Following the inquest, Kim Parker told the press that her feelings of betrayal and anger at the people meant to be caring for her sister have not abated in the two years since she died.

'My job right now is to speak up for everyone with vulnerable relatives in care to demand that they are treated properly and fairly," Kim said. "These terrible failings must not be forgotten or glossed over, and promises kept that things will improve. They have to, or Lyn will simply become another statistic, and that would be unbearable.'


Caron Heyes, representing the Parker family, said that the evidence at inquest had been difficult to hear. 

'Lyn was the tragic victim of catastrophic failures of care that were simply not acceptable and caused her avoidable death.  No one wants to be in a care home, but you have to know it is safe. To hear that the most vulnerable can be treated so carelessly should appal us all.
 
'We cannot go on and on hearing about failures to protect people with learning disabilities from avoidable errors in care. It is up to the institutions involved to listen, learn and to keep their promises to ensure people in their care are safe.'

Read the full report by ITV


Caron Heyes leads a pro-bono project called Rachel's Voice between Fieldfisher and Mencap to raise awareness of inequality in the healthcare system of people with learning disabilities, focusing on reducing the numbers of deaths caused by avoidable mistakes in medical treatment. Importantly, Caron was successful in having the term 'learning difficulties' as a cause of death removed from Lyn's death certificate. This is important since a learning difficulty is never a cause of death. 

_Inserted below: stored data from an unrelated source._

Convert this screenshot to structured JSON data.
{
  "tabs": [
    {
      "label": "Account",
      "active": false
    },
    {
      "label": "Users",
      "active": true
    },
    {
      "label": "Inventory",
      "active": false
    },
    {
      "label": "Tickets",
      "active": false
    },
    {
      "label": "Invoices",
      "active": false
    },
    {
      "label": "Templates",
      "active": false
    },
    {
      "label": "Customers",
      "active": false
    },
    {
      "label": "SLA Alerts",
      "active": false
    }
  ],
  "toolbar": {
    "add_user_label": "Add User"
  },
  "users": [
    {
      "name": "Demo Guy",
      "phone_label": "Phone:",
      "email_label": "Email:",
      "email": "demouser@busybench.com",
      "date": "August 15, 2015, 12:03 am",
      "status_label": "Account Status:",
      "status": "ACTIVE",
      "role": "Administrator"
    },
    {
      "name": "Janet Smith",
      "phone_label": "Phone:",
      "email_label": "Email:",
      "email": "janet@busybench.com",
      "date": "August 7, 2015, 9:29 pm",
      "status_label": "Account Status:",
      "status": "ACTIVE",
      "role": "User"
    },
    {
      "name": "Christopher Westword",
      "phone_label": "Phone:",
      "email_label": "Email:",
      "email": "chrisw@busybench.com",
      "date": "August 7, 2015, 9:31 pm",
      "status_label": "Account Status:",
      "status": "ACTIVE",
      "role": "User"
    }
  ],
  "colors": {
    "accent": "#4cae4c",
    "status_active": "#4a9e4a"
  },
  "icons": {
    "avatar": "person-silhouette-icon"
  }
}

Caron previously represented the family of Rachel Johnston who also had learning difficulties. Rachel died from hypoxia after having all her teeth removed, while the care home where she lived failed to notice her deteriorating condition. The coroner concluded neglect contributed to Rachel's death, with the finding that she was discharged with inadequate information, and a gross failing of the care home to provide basic medical care, causing her to suffer a cardiac arrest and later die.

This case echoes previous cases where focus on the learning disability rather than on relevant clinical factors, or a lack of accommodation of need, contributed to care failures, or where appropriate equipment and treatment were not provided, or patient concerns about their health were not investigated.

Subsequently, Caron and Mencap launched the Rachel's Voice campaign to highlight serious inadequacies in the care given to people with learning difficulties.